A life is a collection of moments, strung into years. Some loom larger in our minds than others, but even the least-remembered moment has its part in shaping our fate. One seemingly inconsequential moment can change a life, and one seemingly inconsequential life can alter the course of history.
- Excerpt from a model essay, 'Fateweavers - Are Their Powers Real?'
Today was supposed to be a special day. My special day.
I worked hard to get here. The Aiestan Academy takes in only about a hundred candidates every year and on average the number of applicants is around two thousand. That's two thousand capable people who have already proven an exceptional aptitude for the Art, out of a population of about eighteen million.

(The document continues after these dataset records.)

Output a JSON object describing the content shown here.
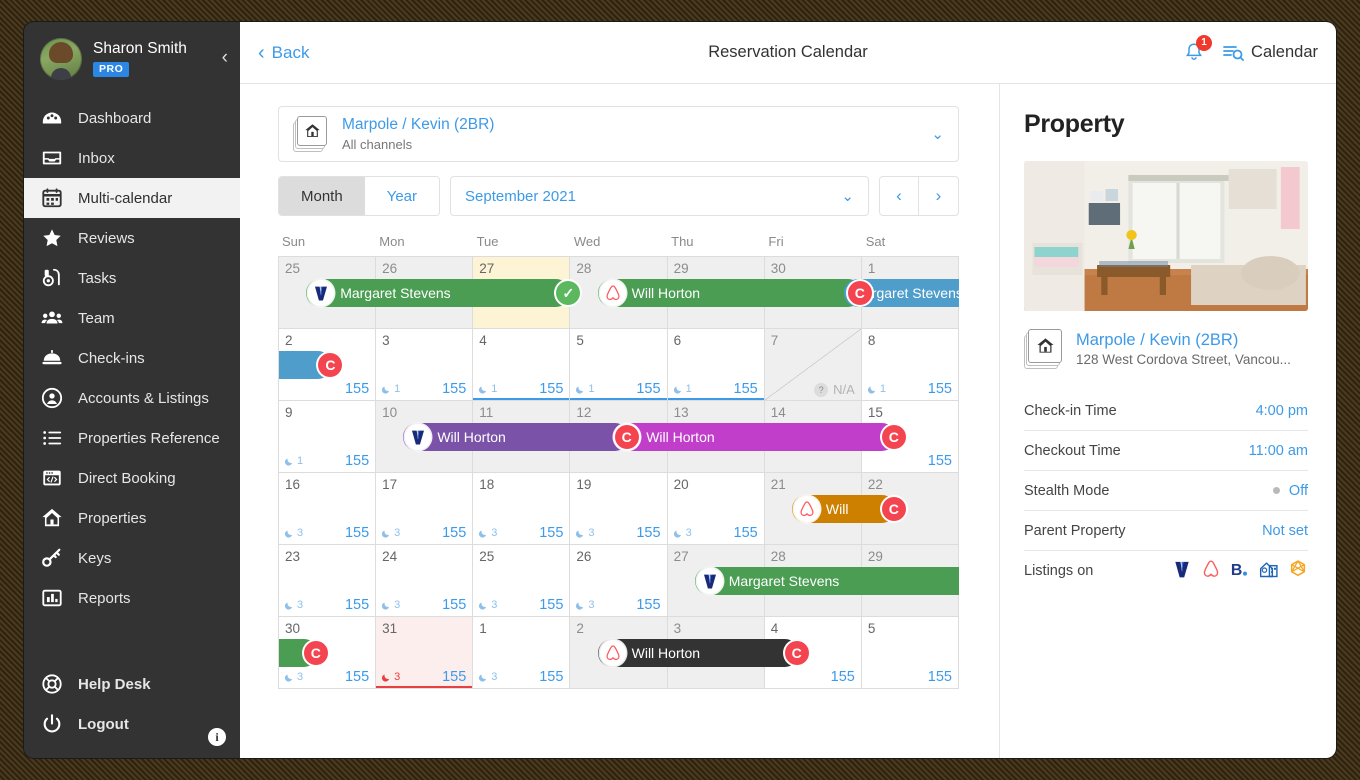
{
  "sidebar": {
    "user": {
      "name": "Sharon Smith",
      "badge": "PRO"
    },
    "collapse_icon": "chevron-left-icon",
    "items": [
      {
        "label": "Dashboard",
        "icon": "dashboard-icon"
      },
      {
        "label": "Inbox",
        "icon": "inbox-icon"
      },
      {
        "label": "Multi-calendar",
        "icon": "calendar-icon",
        "active": true
      },
      {
        "label": "Reviews",
        "icon": "star-icon"
      },
      {
        "label": "Tasks",
        "icon": "vacuum-icon"
      },
      {
        "label": "Team",
        "icon": "people-icon"
      },
      {
        "label": "Check-ins",
        "icon": "bell-desk-icon"
      },
      {
        "label": "Accounts & Listings",
        "icon": "user-circle-icon"
      },
      {
        "label": "Properties Reference",
        "icon": "list-icon"
      },
      {
        "label": "Direct Booking",
        "icon": "code-window-icon"
      },
      {
        "label": "Properties",
        "icon": "home-icon"
      },
      {
        "label": "Keys",
        "icon": "key-icon"
      },
      {
        "label": "Reports",
        "icon": "bar-chart-icon"
      }
    ],
    "bottom_items": [
      {
        "label": "Help Desk",
        "icon": "lifebuoy-icon"
      },
      {
        "label": "Logout",
        "icon": "power-icon"
      }
    ],
    "info_label": "i"
  },
  "topbar": {
    "back_label": "Back",
    "title": "Reservation Calendar",
    "notification_count": "1",
    "calendar_label": "Calendar"
  },
  "selector": {
    "property": "Marpole / Kevin (2BR)",
    "channels": "All channels",
    "chevron": "chevron-down-icon"
  },
  "toolbar": {
    "month_label": "Month",
    "year_label": "Year",
    "period": "September 2021",
    "prev": "‹",
    "next": "›"
  },
  "calendar": {
    "dow": [
      "Sun",
      "Mon",
      "Tue",
      "Wed",
      "Thu",
      "Fri",
      "Sat"
    ],
    "days": [
      {
        "n": "25",
        "dim": true
      },
      {
        "n": "26",
        "dim": true
      },
      {
        "n": "27",
        "today": true
      },
      {
        "n": "28",
        "dim": true
      },
      {
        "n": "29",
        "dim": true
      },
      {
        "n": "30",
        "dim": true
      },
      {
        "n": "1",
        "dim": true
      },
      {
        "n": "2",
        "price": "155"
      },
      {
        "n": "3",
        "nights": "1",
        "price": "155"
      },
      {
        "n": "4",
        "nights": "1",
        "price": "155",
        "sel": true
      },
      {
        "n": "5",
        "nights": "1",
        "price": "155",
        "sel": true
      },
      {
        "n": "6",
        "nights": "1",
        "price": "155",
        "sel": true
      },
      {
        "n": "7",
        "dim": true,
        "na": "N/A"
      },
      {
        "n": "8",
        "nights": "1",
        "price": "155"
      },
      {
        "n": "9",
        "nights": "1",
        "price": "155"
      },
      {
        "n": "10",
        "dim": true
      },
      {
        "n": "11",
        "dim": true
      },
      {
        "n": "12",
        "dim": true
      },
      {
        "n": "13",
        "dim": true
      },
      {
        "n": "14",
        "dim": true
      },
      {
        "n": "15",
        "price": "155"
      },
      {
        "n": "16",
        "nights": "3",
        "price": "155"
      },
      {
        "n": "17",
        "nights": "3",
        "price": "155"
      },
      {
        "n": "18",
        "nights": "3",
        "price": "155"
      },
      {
        "n": "19",
        "nights": "3",
        "price": "155"
      },
      {
        "n": "20",
        "nights": "3",
        "price": "155"
      },
      {
        "n": "21",
        "dim": true
      },
      {
        "n": "22",
        "dim": true
      },
      {
        "n": "23",
        "nights": "3",
        "price": "155"
      },
      {
        "n": "24",
        "nights": "3",
        "price": "155"
      },
      {
        "n": "25",
        "nights": "3",
        "price": "155"
      },
      {
        "n": "26",
        "nights": "3",
        "price": "155"
      },
      {
        "n": "27",
        "dim": true
      },
      {
        "n": "28",
        "dim": true
      },
      {
        "n": "29",
        "dim": true
      },
      {
        "n": "30",
        "nights": "3",
        "price": "155"
      },
      {
        "n": "31",
        "nights": "3",
        "price": "155",
        "red": true
      },
      {
        "n": "1",
        "nights": "3",
        "price": "155"
      },
      {
        "n": "2",
        "dim": true
      },
      {
        "n": "3",
        "dim": true
      },
      {
        "n": "4",
        "price": "155"
      },
      {
        "n": "5",
        "price": "155"
      }
    ],
    "bookings": [
      {
        "guest": "Margaret Stevens",
        "channel": "vrbo-icon",
        "color": "#4a9d52",
        "row": 0,
        "start": 0.28,
        "end": 3.0,
        "shape": "rb",
        "endcap": "check",
        "endcap_label": "✓"
      },
      {
        "guest": "Will Horton",
        "channel": "airbnb-icon",
        "color": "#4a9d52",
        "row": 0,
        "start": 3.28,
        "end": 6.0,
        "shape": "rb",
        "endcap": "c",
        "endcap_label": "C"
      },
      {
        "guest": "Margaret Stevens",
        "channel": "none",
        "color": "#4e9dcb",
        "row": 0,
        "start": 5.82,
        "end": 7.0,
        "shape": "rl",
        "endcap": "none",
        "endcap_label": ""
      },
      {
        "guest": "",
        "channel": "none",
        "color": "#4e9dcb",
        "row": 1,
        "start": 0.0,
        "end": 0.55,
        "shape": "rr",
        "endcap": "c",
        "endcap_label": "C"
      },
      {
        "guest": "Will Horton",
        "channel": "vrbo-icon",
        "color": "#7a53a8",
        "row": 2,
        "start": 1.28,
        "end": 3.6,
        "shape": "rb",
        "endcap": "c",
        "endcap_label": "C"
      },
      {
        "guest": "Will Horton",
        "channel": "vrbo-icon",
        "color": "#c13ecb",
        "row": 2,
        "start": 3.43,
        "end": 6.35,
        "shape": "rb",
        "endcap": "c",
        "endcap_label": "C"
      },
      {
        "guest": "Will",
        "channel": "airbnb-icon",
        "color": "#cd8000",
        "row": 3,
        "start": 5.28,
        "end": 6.35,
        "shape": "rb",
        "endcap": "c",
        "endcap_label": "C"
      },
      {
        "guest": "Margaret Stevens",
        "channel": "vrbo-icon",
        "color": "#4a9d52",
        "row": 4,
        "start": 4.28,
        "end": 7.0,
        "shape": "rl",
        "endcap": "none",
        "endcap_label": ""
      },
      {
        "guest": "",
        "channel": "none",
        "color": "#4a9d52",
        "row": 5,
        "start": 0.0,
        "end": 0.4,
        "shape": "rr",
        "endcap": "c",
        "endcap_label": "C"
      },
      {
        "guest": "Will Horton",
        "channel": "airbnb-icon",
        "color": "#333333",
        "row": 5,
        "start": 3.28,
        "end": 5.35,
        "shape": "rb",
        "endcap": "c",
        "endcap_label": "C"
      }
    ]
  },
  "property": {
    "heading": "Property",
    "name": "Marpole / Kevin (2BR)",
    "address": "128 West Cordova Street, Vancou...",
    "rows": [
      {
        "label": "Check-in Time",
        "value": "4:00 pm"
      },
      {
        "label": "Checkout Time",
        "value": "11:00 am"
      },
      {
        "label": "Stealth Mode",
        "value": "Off",
        "dot": true
      },
      {
        "label": "Parent Property",
        "value": "Not set"
      }
    ],
    "listings_label": "Listings on",
    "listings": [
      "vrbo-icon",
      "airbnb-icon",
      "booking-com-icon",
      "homeaway-icon",
      "expedia-icon"
    ]
  }
}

Anyone's grandmother can use a well-calibrated artefact with the barest fart of arcana, and the average person can probably only recognise the basic set of activation glyphs and doesn't even know how the read the others, let alone make them. Anyone who wants to even dream about entering the Academy needs to be functionally fluent with glyphs, and also put in the years of practice and dedication to build up the capacity to be able to do glyphless work.

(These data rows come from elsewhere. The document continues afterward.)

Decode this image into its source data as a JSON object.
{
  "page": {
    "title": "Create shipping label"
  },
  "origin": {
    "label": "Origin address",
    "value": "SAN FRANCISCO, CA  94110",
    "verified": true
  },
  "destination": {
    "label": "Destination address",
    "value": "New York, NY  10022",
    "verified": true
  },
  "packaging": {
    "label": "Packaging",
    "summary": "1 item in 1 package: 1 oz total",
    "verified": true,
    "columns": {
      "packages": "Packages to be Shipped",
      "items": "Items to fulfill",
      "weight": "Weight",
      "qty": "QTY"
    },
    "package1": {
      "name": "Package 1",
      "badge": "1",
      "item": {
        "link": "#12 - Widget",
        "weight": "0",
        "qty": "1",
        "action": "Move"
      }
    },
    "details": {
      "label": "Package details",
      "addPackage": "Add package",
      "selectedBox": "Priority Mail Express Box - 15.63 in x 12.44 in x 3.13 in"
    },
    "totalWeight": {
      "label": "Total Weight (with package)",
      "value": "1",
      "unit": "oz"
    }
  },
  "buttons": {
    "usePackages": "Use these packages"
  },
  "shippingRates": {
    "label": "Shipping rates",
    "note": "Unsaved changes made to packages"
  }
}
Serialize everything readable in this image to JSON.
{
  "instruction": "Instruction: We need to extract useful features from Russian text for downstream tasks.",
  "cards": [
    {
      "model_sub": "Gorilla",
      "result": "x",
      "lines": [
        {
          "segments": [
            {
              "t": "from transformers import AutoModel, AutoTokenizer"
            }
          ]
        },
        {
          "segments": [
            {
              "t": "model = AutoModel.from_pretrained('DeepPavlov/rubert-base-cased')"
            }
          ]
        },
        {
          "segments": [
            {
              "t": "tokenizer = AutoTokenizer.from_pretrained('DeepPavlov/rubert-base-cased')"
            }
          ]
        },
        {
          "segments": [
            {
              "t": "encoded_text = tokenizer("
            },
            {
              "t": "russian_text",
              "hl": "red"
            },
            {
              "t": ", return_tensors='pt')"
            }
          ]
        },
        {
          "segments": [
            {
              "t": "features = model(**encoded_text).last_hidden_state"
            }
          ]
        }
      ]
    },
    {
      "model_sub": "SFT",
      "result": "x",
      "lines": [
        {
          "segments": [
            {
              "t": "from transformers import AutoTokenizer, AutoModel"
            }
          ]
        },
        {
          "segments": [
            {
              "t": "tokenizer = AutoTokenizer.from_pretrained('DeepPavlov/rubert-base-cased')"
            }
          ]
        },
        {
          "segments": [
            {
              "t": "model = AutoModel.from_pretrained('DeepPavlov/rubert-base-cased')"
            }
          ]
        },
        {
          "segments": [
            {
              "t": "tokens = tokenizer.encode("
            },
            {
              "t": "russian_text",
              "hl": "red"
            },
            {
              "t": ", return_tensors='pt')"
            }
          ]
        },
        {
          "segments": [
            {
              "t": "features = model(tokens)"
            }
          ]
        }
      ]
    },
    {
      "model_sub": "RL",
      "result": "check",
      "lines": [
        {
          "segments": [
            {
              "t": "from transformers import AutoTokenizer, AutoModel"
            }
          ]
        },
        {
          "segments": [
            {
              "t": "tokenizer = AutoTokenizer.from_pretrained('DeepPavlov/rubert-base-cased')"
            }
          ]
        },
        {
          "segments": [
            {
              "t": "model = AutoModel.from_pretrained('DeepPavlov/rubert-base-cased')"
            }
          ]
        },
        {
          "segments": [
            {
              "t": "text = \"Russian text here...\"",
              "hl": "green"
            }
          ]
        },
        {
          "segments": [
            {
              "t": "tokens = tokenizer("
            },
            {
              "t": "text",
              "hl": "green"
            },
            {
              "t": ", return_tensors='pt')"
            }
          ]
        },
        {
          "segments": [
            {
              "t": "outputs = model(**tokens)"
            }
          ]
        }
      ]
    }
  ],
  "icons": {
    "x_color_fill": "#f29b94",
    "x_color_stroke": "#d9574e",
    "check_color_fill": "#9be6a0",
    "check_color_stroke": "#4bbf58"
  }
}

So yeah, it's a big deal that I got in. My parents were happy, my sister was happy, I was happy.
And then the rumours started. There would be someone in my year who was the subject of a Prophecy.
These things supposedly roll around once every few generations. Small prophecies get made all the time and they skew the probabilities heavily in favour of the subjects of those prophecies, but they can sometimes just not come true too. But big Prophecies (the capital 'P' matters - my teachers hammered it into me) almost always come true unless a shitload of effort is put into thwarting them. It's the kind of stuff legends are made of. I only remember a couple of big Prophecies from history and the only one I remember that didn't get fulfilled basically failed because another nation poured everything they could into averting it and almost screwed the Empire over. But the Empire somehow managed to survive that mess even with the Chosen One dead, so apparently the Chosen One wasn't that important after all. It's a sore point for the pro-Prophecy people.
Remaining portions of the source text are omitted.